Since the pandemic, I’ve shifted to online communities and am still feeling it out. I serve as a moderator for various online communities. In particular, I am a part of the Party Corgi community which is an inclusive space for content creators to come together and draw inspiration from each other and share work. There’s a big tech presence, including many open source contributors and maintainers but it’s also welcoming to creators of all kinds.
I’ve had the opportunity to speak with some folks from the React core team, and they’ve been very supportive of my initiatives. One of them even connected me with ReactJS Girls in London, and I was invited to speak at their first conference. It was my first time giving a talk—and since I live in the U.S., it was international—and it’s still one of my proudest moments.
When I was getting into React, I was looking to connect with others who were also learning and excited about the technology.
Shifting perspective to learn more as you go
Over the years, I’ve tried to push myself to do more in terms of how I share and communicate with the world. Recently, people have been into this concept of a “digital garden,” which Joel Hooks from egghead.io made popular. The idea is to maintain your own online space where you create content and publish your learnings without needing to be super polished. It’s more about getting the information out there.
Last summer, I read Working in Public: The Making and Maintenance of Open Source Software by Nadia Eghbal. As I read, I wrote an article about my learnings, and would update it each week as my education evolved.

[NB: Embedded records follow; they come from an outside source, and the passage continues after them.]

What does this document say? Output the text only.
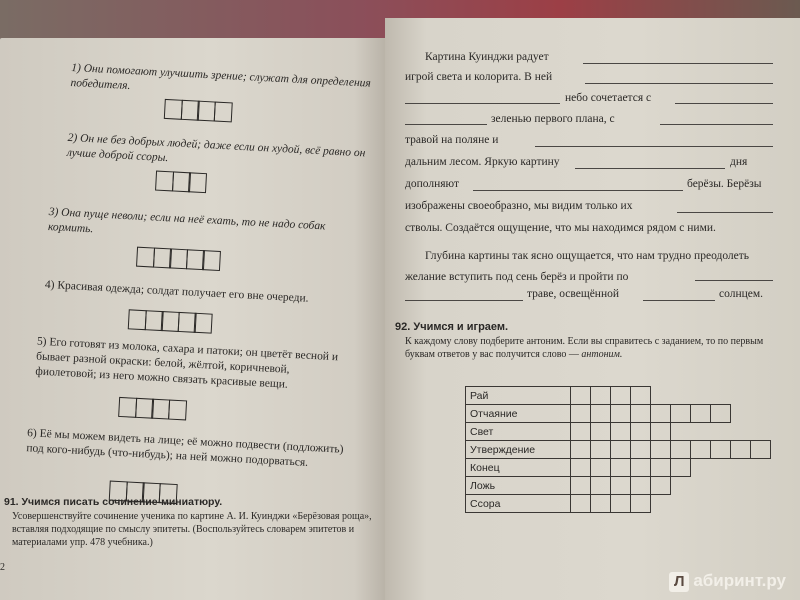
1) Они помогают улучшить зрение; служат для определения победителя.
2) Он не без добрых людей; даже если он худой, всё равно он лучше доброй ссоры.
3) Она пуще неволи; если на неё ехать, то не надо собак кормить.
4) Красивая одежда; солдат получает его вне очереди.
5) Его готовят из молока, сахара и патоки; он цветёт весной и бывает разной окраски: белой, жёлтой, коричневой, фиолетовой; из него можно связать красивые вещи.
6) Её мы можем видеть на лице; её можно подвести (подложить) под кого-нибудь (что-нибудь); на ней можно подорваться.
91. Учимся писать сочинение-миниатюру.
Усовершенствуйте сочинение ученика по картине А. И. Куинджи «Берёзовая роща», вставляя подходящие по смыслу эпитеты. (Воспользуйтесь словарем эпитетов и материалами упр. 478 учебника.)
2
Картина Куинджи радует
игрой света и колорита. В ней
небо сочетается с
зеленью первого плана, с
травой на поляне и
дальним лесом. Яркую картину	дня
дополняют	берёзы. Берёзы
изображены своеобразно, мы видим только их
стволы. Создаётся ощущение, что мы находимся рядом с ними.
Глубина картины так ясно ощущается, что нам трудно преодолеть желание вступить под сень берёз и пройти по
траве, освещённой	солнцем.
92. Учимся и играем.
К каждому слову подберите антоним. Если вы справитесь с заданием, то по первым буквам ответов у вас получится слово — антоним.
Рай										
Отчаяние										
Свет										
Утверждение										
Конец										
Ложь										
Ссора										
Л абиринт.ру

I also facilitated a book club with other people who were publishing their own notes. We made it a safe space to share and learn, and I really enjoyed it. I also enjoy seeing how people used the things I created and remixed them into different projects. They share it over Twitter and it’s awesome to know they could use it to make their use case better or faster.
I’ve always found it really helpful to document how I did something; it really helps me understand it. By sitting down and writing out how I’d explain it to somebody else, it reinforces the information, forcing me to synthesize things, and gain a different perspective. If other people benefit, or can use that as a starting point, that’s an even stronger—and maybe even more meaningful—motivator.